Figure 8 (a) FTIR spectra of D-Glu, PMMAzo-1 polymer and D-Glu/PMMAzo-1 composite mixtures. (b) Magnified spectra in the range from 2000 to 1000 cm-1. (c) 1H NMR spectra of D-Glu, PMMAzo-1 polymer and D-Glu/PMMAzo-1 composite mixtures. (d) Magnified spectra in the range from 2.2 to 2.0 ppm.
The chiral interaction between glucose and the achiral Azo polymer is easier to be characterized by FTIR and NMR because glucose is the most basic and well-defined repeating unit of cellulose. Figures 8a and 8b show the FTIR spectra of D-Glu, PMMAzo-1 polymer and D-Glu/PMMAzo-1 composite polymer mixtures. Three different characteristic absorption peaks of polymer mixtures were observed during the addition of D-Glu (Figure 8b). Herein, strong absorption bands near 1750 cm-1 were observed, corresponding to the stretching vibrations of carbon-oxygen (C=O) bonds. And the absorption band around 1600 cm-1 is characteristic of the benzene ring. Additionally, asymmetric stretching vibration of the C-O-C bond was observed around 1200 ~ 1250 cm-1. After mixing the polymer with D-Glu, we noted slightly significant blue shift and red shift of v(C=O) band and v(C-O-C) band, respectively. Meanwhile, the characteristic absorption peak of the benzene ring basically does not change in this case.

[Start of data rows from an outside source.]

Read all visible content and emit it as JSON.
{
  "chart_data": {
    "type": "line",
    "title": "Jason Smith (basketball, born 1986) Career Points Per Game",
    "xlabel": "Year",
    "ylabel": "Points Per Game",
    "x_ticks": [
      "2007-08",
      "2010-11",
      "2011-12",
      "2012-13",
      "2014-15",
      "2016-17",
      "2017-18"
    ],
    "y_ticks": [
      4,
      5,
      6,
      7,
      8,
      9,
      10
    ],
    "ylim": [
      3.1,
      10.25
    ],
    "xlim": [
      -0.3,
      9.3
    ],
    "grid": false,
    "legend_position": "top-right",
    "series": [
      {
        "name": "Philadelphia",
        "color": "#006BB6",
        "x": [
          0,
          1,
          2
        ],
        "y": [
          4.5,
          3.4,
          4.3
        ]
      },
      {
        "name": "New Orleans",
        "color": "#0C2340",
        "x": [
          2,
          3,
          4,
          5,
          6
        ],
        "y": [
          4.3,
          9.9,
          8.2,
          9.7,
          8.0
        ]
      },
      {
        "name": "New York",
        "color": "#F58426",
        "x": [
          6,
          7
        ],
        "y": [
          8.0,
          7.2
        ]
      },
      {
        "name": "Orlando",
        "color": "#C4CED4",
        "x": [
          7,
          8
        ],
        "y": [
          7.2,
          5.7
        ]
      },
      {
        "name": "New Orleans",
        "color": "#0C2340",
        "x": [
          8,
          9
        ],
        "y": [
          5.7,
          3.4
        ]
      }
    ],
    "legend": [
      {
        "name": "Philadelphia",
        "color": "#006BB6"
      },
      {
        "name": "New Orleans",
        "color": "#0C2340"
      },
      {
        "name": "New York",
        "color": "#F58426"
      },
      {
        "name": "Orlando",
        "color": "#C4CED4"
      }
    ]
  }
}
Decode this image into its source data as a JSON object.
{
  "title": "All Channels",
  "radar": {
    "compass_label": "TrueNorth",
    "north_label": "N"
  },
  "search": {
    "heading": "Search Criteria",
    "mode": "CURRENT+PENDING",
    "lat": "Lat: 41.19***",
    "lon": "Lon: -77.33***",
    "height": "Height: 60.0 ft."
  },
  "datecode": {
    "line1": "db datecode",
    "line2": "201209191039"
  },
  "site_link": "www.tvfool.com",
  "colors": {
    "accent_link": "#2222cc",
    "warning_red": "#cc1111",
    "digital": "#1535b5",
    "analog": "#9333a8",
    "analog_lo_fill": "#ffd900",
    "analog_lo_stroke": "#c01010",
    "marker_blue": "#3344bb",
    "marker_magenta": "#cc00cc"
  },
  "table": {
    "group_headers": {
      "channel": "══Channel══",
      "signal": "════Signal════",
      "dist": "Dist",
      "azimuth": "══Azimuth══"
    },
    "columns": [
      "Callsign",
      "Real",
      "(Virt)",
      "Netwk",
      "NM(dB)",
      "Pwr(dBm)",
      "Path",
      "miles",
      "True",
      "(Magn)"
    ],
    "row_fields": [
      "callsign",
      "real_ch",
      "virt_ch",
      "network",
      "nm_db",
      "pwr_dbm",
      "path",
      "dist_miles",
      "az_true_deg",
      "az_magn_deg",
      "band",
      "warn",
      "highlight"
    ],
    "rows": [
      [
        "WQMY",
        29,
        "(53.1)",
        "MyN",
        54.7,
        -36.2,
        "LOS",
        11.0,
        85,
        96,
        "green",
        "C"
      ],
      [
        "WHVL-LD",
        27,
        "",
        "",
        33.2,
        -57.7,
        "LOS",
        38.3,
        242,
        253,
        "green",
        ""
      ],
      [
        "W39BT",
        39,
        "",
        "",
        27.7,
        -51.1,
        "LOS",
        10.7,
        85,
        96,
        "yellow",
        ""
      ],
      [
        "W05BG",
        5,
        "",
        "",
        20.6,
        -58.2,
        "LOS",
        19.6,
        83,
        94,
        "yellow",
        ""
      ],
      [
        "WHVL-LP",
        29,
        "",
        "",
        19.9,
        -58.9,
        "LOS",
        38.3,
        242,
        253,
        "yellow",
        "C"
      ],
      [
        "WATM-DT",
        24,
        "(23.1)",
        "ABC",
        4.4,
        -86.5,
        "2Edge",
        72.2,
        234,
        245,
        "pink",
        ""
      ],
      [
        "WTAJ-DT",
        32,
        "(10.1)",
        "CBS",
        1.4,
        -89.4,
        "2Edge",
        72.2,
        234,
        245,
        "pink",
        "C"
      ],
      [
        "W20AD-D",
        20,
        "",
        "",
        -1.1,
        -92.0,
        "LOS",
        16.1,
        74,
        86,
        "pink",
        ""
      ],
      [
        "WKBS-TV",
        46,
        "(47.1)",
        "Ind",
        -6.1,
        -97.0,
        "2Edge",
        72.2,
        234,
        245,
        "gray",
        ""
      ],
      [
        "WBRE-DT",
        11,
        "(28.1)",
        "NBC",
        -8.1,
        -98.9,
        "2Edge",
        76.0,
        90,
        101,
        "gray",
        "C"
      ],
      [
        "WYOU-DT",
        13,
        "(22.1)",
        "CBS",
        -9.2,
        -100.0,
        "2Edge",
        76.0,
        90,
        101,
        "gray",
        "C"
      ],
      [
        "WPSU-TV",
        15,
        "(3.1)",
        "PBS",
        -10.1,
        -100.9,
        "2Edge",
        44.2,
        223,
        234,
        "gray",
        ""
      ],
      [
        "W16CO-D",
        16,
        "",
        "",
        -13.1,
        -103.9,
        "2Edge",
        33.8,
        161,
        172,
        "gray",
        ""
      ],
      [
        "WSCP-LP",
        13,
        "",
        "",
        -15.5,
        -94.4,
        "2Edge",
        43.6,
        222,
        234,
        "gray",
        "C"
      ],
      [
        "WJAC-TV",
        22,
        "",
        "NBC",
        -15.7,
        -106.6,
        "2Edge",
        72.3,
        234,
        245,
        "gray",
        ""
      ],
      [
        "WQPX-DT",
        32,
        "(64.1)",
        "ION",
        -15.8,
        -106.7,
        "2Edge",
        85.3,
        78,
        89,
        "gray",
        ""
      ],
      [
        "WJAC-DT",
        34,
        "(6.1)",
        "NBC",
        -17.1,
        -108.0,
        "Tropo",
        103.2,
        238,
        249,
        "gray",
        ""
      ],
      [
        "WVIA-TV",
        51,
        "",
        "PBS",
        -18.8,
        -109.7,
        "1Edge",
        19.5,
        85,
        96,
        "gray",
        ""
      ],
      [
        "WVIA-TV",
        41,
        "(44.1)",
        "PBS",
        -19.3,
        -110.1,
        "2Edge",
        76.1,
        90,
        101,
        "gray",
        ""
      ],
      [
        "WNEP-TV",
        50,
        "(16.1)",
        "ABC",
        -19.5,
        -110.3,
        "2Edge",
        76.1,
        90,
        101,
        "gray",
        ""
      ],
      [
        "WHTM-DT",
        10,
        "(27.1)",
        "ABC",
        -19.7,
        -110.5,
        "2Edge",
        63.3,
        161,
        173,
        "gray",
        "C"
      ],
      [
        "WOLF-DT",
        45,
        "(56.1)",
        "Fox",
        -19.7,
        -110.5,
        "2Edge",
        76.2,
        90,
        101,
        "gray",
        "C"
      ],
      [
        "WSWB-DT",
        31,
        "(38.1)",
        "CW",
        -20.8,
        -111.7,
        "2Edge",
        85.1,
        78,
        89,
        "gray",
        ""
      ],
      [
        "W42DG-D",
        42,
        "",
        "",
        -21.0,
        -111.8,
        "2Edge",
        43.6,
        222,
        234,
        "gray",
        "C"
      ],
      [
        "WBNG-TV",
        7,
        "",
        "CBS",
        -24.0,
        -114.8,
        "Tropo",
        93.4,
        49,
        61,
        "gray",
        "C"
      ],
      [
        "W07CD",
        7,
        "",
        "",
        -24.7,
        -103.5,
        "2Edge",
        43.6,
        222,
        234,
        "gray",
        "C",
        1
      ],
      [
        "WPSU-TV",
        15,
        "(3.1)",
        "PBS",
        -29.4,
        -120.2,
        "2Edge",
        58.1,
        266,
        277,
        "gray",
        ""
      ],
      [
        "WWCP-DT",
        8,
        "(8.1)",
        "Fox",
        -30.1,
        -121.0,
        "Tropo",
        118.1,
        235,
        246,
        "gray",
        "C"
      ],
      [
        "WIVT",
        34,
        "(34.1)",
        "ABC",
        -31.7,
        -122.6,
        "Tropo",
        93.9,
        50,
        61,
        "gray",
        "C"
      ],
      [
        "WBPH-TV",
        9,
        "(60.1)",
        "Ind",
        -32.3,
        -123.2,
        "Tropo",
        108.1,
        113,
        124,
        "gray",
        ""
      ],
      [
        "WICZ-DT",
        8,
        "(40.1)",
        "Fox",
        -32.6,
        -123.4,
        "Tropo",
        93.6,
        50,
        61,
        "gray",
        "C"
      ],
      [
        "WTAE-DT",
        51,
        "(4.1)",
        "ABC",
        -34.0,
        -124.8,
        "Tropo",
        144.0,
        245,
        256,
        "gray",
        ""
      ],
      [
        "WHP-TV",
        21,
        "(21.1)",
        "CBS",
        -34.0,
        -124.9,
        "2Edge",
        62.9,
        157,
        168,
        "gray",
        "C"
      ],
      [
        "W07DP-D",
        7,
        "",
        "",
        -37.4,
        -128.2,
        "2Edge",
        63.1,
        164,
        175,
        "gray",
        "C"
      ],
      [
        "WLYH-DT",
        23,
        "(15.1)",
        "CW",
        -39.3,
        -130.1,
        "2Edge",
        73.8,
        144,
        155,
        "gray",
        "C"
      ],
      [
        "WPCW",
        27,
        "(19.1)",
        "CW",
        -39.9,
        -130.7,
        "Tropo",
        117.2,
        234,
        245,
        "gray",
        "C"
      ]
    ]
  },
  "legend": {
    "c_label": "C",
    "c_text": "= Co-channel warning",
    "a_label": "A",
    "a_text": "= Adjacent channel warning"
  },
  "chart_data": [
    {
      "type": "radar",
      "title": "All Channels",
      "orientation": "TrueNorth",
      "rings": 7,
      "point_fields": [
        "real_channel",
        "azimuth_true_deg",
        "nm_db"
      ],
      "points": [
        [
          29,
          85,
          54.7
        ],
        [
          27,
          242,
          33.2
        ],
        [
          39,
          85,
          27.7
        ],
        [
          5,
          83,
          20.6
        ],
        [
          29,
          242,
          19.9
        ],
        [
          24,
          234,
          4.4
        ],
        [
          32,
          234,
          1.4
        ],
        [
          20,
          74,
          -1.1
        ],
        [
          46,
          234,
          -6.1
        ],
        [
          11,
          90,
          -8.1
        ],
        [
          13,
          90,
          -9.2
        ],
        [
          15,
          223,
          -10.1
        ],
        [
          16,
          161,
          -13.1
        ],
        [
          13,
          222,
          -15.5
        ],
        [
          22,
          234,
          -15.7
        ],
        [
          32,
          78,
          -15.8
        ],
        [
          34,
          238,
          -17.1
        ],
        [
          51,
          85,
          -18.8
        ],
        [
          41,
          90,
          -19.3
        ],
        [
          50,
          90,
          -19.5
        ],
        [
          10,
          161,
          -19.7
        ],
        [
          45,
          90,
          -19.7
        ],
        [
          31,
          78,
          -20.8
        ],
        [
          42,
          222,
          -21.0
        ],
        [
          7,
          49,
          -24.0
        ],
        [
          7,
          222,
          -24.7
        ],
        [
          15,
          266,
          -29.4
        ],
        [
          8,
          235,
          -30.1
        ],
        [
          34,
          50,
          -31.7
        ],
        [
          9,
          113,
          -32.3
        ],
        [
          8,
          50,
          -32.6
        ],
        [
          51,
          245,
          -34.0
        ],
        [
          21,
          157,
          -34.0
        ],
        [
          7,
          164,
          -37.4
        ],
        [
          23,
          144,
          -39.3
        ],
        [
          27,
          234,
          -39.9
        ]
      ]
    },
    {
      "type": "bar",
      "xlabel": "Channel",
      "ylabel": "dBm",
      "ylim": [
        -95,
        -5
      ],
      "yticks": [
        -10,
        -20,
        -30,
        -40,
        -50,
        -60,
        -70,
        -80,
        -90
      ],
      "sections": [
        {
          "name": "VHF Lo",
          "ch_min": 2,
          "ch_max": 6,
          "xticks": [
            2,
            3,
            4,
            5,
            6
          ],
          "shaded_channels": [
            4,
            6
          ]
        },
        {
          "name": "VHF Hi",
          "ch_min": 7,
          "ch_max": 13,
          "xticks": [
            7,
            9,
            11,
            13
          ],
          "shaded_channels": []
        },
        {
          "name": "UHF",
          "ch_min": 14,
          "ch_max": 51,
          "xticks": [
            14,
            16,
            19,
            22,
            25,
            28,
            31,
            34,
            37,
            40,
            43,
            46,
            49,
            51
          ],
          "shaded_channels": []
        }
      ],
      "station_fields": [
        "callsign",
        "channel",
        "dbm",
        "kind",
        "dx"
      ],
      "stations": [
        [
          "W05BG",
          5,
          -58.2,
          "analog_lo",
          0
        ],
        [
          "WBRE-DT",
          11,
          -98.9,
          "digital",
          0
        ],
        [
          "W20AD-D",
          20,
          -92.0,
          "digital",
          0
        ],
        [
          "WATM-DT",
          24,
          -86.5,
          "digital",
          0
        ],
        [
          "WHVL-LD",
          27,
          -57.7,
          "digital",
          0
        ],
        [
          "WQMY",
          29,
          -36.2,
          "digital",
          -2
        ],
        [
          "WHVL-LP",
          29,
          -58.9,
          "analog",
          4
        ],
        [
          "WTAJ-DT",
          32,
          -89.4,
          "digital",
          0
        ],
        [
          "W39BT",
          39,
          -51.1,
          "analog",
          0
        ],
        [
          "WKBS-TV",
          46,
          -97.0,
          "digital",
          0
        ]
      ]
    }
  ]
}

These changes indicate that the steric environment of the carbonyl group has changed before and after D-Glu addition.
Furthermore, the 1H NMR spectra of D-Glu, PMMAzo-1 polymer and D-Glu/PMMAzo-1 composite mixtures were presented in Figures 8c and 8d. After mixing the polymer with D-Glu, pronounced upfield shifts was observed for the protic hydrogens (C-H) on the achiral methyl ester group near the chiral center of the D-Glu. Combining CD, FTIR and NMR data, the chiral transfer can be attributed to be the result of pseudochiral intermolecular C-H/O=C hydrogen bonds between D-Glu and the carbonyl group of PMMAzo segments. As a result, the induction of circular dichroism from achiral azobenzene-containing polymers through complexation with CTA (regarded as D-Glu polymer) derivative, which reflects the transfer of helicity and/or chirality and the imbalance of left or right π-π stacks, is due to a vast number of intermolecular C-H/O=C and C-H/π interactions between glucose repeating units and side-chain Azo units (Scheme 2). This principle also applies to the interaction between CABu and PMMAzo. However, this capability is expected to be weaker with CABu and esters in PMMAzo due to the suppression of C-H/O=C interactions by the bulkier n -butylate groups and the mixture of n -butylate and acetyl groups. Nevertheless, the interactions between chiral inducers and achiral polymers still need to be deeply explored due to the infinite intramolecular and intermolecular rotational freedom.